His name is George Chalmers Richmond, a native of Springfield, Mass. (1870), graduate of Yale in 1895, Protestant Episcopal minister in Manhattan, Rochester, New York, Philadelphia. In Rochester: he attacked Republican Boss George W. Aldridge. Brewer Henry Hathaway (warden of his church), in spite of the tearful protestations of his bishop, William D. Walker; attacked also the Standard Oil Co.; won notoriety by marrying two actors of a burlesque troupe on the stage of Rochester's Old Corinthian Theatre. In Philadelphia: he denounced local politicians, Bishop Coadjutor Alexander Mackay-Smith, Bishop Philip Mercer Rhinelander; defended Professor Scott Nearing who was ousted by the University of Pennsylvania for "radicalism." He was tried (1914) before the Chancellor of the Diocese on 14 counts of conduct unbecoming a clergyman and in violation of his ordination vows. The trial, lasting a year, ended in Preacher Richmond's suspension from the Church (1915) for a year. He was again brought to trial in 1916 on 126 charges.* Convicted on three counts, he was again suspended for two years. He resigned from the ministry in 1918.

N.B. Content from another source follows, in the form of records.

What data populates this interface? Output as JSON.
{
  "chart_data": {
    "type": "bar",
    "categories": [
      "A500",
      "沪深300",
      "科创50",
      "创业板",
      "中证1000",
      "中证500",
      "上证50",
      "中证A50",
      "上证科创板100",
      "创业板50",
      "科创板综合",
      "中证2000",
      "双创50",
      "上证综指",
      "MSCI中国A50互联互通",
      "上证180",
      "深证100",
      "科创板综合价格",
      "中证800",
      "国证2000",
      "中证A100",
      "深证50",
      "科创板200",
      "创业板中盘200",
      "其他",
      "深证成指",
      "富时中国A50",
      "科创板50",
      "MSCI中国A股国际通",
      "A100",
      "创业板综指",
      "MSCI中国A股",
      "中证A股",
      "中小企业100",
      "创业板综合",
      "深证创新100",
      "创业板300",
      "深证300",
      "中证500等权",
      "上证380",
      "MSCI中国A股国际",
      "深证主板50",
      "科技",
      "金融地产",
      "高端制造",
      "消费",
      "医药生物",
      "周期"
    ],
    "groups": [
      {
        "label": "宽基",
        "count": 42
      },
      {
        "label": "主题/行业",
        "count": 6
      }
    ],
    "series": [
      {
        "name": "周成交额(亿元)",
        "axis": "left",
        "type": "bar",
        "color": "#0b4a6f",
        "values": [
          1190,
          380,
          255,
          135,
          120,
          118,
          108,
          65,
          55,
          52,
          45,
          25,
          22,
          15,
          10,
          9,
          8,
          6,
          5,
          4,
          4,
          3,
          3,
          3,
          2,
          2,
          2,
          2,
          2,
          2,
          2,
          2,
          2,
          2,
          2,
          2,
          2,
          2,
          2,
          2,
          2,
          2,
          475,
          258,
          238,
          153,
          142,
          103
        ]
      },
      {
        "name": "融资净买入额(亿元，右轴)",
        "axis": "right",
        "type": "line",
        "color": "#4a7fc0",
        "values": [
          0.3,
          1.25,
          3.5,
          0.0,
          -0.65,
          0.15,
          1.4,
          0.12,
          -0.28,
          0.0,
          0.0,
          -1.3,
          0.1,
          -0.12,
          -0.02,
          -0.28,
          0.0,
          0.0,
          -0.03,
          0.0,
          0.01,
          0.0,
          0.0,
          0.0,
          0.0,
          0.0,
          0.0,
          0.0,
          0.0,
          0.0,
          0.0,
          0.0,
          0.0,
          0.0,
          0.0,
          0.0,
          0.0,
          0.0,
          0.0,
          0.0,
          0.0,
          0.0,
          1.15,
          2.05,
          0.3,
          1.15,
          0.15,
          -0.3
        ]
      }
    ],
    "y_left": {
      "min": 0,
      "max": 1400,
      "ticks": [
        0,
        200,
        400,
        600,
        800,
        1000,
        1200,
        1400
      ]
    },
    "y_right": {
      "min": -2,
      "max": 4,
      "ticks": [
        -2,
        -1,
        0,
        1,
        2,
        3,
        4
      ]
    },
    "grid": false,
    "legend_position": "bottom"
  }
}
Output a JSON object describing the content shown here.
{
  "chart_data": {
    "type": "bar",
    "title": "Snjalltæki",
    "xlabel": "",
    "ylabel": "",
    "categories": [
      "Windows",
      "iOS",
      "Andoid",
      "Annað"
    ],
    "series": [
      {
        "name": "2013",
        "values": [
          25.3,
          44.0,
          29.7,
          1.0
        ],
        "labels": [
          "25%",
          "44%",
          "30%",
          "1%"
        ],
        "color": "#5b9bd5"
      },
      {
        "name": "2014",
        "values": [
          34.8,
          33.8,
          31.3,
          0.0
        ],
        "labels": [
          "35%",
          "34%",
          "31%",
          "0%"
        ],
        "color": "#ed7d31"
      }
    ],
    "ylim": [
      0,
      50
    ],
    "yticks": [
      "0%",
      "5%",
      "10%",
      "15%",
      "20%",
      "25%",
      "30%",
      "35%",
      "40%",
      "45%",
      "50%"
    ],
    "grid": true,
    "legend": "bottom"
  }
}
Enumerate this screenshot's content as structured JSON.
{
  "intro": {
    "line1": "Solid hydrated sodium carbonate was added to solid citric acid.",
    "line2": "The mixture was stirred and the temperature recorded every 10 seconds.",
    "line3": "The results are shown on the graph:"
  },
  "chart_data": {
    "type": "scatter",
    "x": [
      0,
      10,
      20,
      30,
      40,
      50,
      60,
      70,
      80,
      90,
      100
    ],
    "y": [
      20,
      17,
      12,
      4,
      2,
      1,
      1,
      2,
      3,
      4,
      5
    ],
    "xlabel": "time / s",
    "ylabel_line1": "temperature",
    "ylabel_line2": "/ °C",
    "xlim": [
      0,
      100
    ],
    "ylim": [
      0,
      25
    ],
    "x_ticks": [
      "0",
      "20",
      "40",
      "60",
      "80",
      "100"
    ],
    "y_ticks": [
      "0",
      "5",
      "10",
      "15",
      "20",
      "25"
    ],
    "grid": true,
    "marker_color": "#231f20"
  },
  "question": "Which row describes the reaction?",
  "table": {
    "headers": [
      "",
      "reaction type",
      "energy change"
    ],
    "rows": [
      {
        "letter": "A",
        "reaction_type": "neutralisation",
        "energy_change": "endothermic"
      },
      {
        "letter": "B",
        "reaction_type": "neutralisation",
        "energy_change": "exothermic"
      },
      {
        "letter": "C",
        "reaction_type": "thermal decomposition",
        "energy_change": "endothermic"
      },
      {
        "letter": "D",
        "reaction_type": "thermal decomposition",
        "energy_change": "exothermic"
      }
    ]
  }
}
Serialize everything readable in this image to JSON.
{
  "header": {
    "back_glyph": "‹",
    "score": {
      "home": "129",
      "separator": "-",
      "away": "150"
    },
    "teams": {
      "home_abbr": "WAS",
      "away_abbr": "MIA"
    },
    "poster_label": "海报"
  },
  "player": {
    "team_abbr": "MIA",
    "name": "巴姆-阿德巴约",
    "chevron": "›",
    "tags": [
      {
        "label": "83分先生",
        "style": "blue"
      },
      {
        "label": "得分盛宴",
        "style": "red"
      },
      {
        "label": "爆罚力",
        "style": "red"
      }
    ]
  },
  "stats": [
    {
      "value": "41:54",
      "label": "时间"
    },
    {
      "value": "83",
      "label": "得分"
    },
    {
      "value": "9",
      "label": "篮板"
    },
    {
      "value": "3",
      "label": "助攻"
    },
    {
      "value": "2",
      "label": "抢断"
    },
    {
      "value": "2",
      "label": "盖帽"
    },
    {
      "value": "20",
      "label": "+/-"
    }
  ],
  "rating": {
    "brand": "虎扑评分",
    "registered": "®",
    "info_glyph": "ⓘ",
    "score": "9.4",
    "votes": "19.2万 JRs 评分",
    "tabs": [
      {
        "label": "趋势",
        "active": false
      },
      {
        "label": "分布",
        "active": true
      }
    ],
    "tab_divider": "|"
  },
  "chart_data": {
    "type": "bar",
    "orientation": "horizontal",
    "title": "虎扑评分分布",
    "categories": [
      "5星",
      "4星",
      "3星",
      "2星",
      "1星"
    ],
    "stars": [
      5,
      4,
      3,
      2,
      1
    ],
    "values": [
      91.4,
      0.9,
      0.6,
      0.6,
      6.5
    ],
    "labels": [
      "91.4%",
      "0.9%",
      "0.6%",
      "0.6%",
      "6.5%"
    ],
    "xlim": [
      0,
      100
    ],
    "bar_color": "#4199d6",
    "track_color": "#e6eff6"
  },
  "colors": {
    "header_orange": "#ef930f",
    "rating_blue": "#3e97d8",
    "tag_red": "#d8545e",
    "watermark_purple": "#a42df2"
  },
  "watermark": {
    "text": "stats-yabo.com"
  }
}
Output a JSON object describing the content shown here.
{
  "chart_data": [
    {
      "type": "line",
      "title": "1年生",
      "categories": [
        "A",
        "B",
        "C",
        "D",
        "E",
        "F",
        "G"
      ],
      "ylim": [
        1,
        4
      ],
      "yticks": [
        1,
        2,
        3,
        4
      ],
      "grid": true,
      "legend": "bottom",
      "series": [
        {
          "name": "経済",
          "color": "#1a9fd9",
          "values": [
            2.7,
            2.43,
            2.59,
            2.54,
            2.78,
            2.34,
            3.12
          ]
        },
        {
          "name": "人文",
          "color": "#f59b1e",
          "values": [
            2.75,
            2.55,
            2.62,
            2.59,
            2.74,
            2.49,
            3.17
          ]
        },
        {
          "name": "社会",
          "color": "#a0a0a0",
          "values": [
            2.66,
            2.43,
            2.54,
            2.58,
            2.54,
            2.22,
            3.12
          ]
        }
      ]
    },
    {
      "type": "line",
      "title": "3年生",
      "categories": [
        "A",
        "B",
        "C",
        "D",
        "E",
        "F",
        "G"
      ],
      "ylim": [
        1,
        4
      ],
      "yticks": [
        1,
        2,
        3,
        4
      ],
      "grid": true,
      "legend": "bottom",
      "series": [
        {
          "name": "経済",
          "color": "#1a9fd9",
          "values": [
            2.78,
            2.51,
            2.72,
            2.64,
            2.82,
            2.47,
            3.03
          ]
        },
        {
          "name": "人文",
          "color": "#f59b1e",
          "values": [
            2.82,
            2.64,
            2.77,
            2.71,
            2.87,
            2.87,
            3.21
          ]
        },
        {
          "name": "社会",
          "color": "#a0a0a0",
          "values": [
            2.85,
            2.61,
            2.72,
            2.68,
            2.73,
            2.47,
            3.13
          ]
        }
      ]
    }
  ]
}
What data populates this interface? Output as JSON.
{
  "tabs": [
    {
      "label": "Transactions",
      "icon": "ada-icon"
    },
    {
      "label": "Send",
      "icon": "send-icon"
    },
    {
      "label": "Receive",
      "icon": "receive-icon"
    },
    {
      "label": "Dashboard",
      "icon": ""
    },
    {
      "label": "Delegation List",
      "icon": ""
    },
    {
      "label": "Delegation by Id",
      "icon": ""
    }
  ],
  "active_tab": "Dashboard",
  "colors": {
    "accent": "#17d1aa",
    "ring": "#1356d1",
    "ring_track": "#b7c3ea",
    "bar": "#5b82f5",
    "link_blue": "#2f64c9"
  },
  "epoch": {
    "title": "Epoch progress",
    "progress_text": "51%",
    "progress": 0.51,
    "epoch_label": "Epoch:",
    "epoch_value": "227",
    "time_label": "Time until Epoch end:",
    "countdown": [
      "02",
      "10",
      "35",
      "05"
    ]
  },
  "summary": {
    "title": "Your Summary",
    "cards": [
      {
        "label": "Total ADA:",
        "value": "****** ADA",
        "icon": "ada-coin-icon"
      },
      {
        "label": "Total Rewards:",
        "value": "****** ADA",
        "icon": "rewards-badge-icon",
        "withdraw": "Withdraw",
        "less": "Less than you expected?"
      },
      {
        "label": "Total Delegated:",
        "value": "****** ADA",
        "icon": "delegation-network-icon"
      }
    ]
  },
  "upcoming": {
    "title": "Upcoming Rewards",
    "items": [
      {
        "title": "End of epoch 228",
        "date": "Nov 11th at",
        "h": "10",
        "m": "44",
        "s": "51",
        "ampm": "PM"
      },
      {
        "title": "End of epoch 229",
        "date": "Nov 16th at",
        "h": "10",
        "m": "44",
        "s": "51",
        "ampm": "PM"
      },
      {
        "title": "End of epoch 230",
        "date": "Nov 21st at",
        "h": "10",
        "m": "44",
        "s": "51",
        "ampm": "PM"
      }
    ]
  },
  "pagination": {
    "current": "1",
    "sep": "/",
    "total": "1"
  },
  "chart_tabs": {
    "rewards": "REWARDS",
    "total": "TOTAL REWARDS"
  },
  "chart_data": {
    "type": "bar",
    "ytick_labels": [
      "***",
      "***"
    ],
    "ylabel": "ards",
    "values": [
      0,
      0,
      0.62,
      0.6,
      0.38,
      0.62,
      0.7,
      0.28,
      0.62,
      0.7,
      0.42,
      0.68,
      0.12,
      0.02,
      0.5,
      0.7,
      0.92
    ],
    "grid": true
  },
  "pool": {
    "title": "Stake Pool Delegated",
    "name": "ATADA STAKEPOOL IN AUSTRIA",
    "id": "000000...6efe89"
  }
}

Deciding to enter the Baptist Church, he was welcomed by the late great John Roach Straton, who called him "one of the world's prophets." But in 1922 he was temporarily reinstated by Bishop Rhinelander, appointed lay reader in St. Paul's Church, Evanston, Wyo. Calling his new parish "the wickedest city in the U. S.," he was sued for libel, deposed. He entered the Methodist Church but soon left town. Before he went he filed suits totaling $125,000.
In June 1928, he began proceedings in the common pleas court, Philadelphia, for reinstatement in the Episcopalian ministry. The suit is still pending. Last year he went abroad to stump for Britain's Labor Party. Lately he has been preaching at St. Columba's Church, Hull, England. Last week the Rev. Canon Edward Arthur Berry, Vicar of Drypool, went to tall, bald, sleek Preacher Richmond, prevailed on him to stop preaching at St. Columba's. Said he to inquirers: "I felt he was too emotional and too excitable. My sole reason was I did not think he was in a fit state to preach."
*Among them: that he called Vestryman Charles A. Brown "perjurer, liar, moral pervert, trickster;" that he attempted to extort $10,000 from Bishop Mackay-Smith under threat of publishing some of the Bishop's letters to him; that he committed assault and battery on one Anna Phillips; that he charged Parishioner Edward Matlack with being a thief.